AUTISMNI has issued advice to help
parents cope with the Christmas season which can be very
challenging for individuals with autism. As most parents know
any change in a child's routine can be disruptive and anxiety
provoking, however when a child has autism the problems are
exacerbated further. Here are a few things to remember that
might help you and your child cope with Christmas:
When you decorate your house for Christmas for many children
with ASD it becomes a different house. Try to keep decorations
in one room only, so your child can still feel familiar in the
rest of the house. Put decorations up gradually whilst your
child is around, if possible. If they go to school and come back
to a decorated house this may unsettle them.
Try to set a clear calendar for the month of December that
clearly outlines when school finishes, when visitors will
arrive, when Christmas Day is and what will happen on each day.
Also extend your calendar to when school starts back and let
your child mark off each day as it happens.
If your child has strong likes and dislikes don't stress
about them sitting down to the same Christmas Dinner as everyone
else. Keep to what they are used to and don't try to get them to
eat what they wouldn't tolerate during the year. It's only
another meal. And it doesn't have to be perfect. Use familiar
cutlery, dishes and cups for your child.
If you are visiting family and friends or they are visiting
you try to be 'definite about times of arrival and departure and
schedule this for your child. Have a dedicated room or space
where your child can retreat to when things get too much. Have
favourite games or toys available in this space and make sure
other children or adults do not intrude. Put a sign on the door
to highlight it' s your child's chill out space.

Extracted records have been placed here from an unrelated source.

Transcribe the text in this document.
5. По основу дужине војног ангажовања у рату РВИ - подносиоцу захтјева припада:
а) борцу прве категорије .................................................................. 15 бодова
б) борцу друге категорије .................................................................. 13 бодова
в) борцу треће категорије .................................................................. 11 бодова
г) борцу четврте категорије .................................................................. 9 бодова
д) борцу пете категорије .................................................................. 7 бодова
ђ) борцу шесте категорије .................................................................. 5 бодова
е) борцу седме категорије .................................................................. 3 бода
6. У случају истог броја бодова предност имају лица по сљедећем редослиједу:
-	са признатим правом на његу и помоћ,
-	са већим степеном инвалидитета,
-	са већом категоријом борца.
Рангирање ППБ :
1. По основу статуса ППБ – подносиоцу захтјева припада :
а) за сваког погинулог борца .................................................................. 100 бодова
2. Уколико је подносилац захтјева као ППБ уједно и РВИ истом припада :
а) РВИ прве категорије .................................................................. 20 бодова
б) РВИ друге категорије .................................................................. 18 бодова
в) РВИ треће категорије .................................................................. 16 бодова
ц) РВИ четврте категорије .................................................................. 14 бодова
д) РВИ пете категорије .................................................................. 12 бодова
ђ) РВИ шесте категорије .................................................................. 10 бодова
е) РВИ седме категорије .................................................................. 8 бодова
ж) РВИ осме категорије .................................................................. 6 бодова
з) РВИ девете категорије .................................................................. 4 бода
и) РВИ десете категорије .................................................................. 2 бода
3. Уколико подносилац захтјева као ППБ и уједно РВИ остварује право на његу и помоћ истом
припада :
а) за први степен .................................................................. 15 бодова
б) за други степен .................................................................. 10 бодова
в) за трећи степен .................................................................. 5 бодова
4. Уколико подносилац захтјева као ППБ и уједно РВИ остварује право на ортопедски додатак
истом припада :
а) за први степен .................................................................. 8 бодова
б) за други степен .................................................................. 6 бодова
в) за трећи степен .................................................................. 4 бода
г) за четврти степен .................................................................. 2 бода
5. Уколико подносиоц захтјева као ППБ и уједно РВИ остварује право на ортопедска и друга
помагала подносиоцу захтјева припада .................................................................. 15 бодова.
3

When Christmas presents are exchanged we all expect our
children to be polite and show appreciation. If your child is
likely to say "I don't like that, take it back? or throw it
down, or lash out when someone tries to hug them etc, warn
family and friends not to expect too much, how to respond and
not to take it personally.
Try to prepare your child for these times
with a social story or comic strip conversation, build it into
their schedule, but be flexible. Your child may not be able to
be in the same room as visitors. Work out an explanation in
advance, rather than trying to explain or excuse when that
embarrassing moment occurs!
Children with ASD will find it hard to put things in
perspective, see the bigger picture, rationalise what is
happening and cope with new people or things.
Coping with the pressure of Christmas:
Be realistic. Preparing for and celebrating Christmas is
stressful for everyone. Try to find some time for yourself. Even
if it is for a soak in the bath, or a trip to the hairdressers
or watching a DVD. Ask family or friends to help out and give
you a break.
If you are cooking Christmas dinner and are panicking about
how you will manage if your child is not coping, cook the turkey
and ham on Christmas Eve and carve it. Pack it in foil with a
bit of juice and re-heat thoroughly on the day itself. Prep your
vegetables on Christmas Eve. Do anything you can to cut down on
the workload. Buy ready prepped veg. It's only one day out of
the year and the extra expense is worth it if it helps you feel
less stressed. Don't be afraid to talk to your GP if you find
things are getting too much. Talk to other parents about how
they manage Christmas. And thinking about and planning for it
now, will reduce the stress of your child's meltdown that has
caught you unawares. And remember, keep your sense of humour in
close proximity throughout Christmas.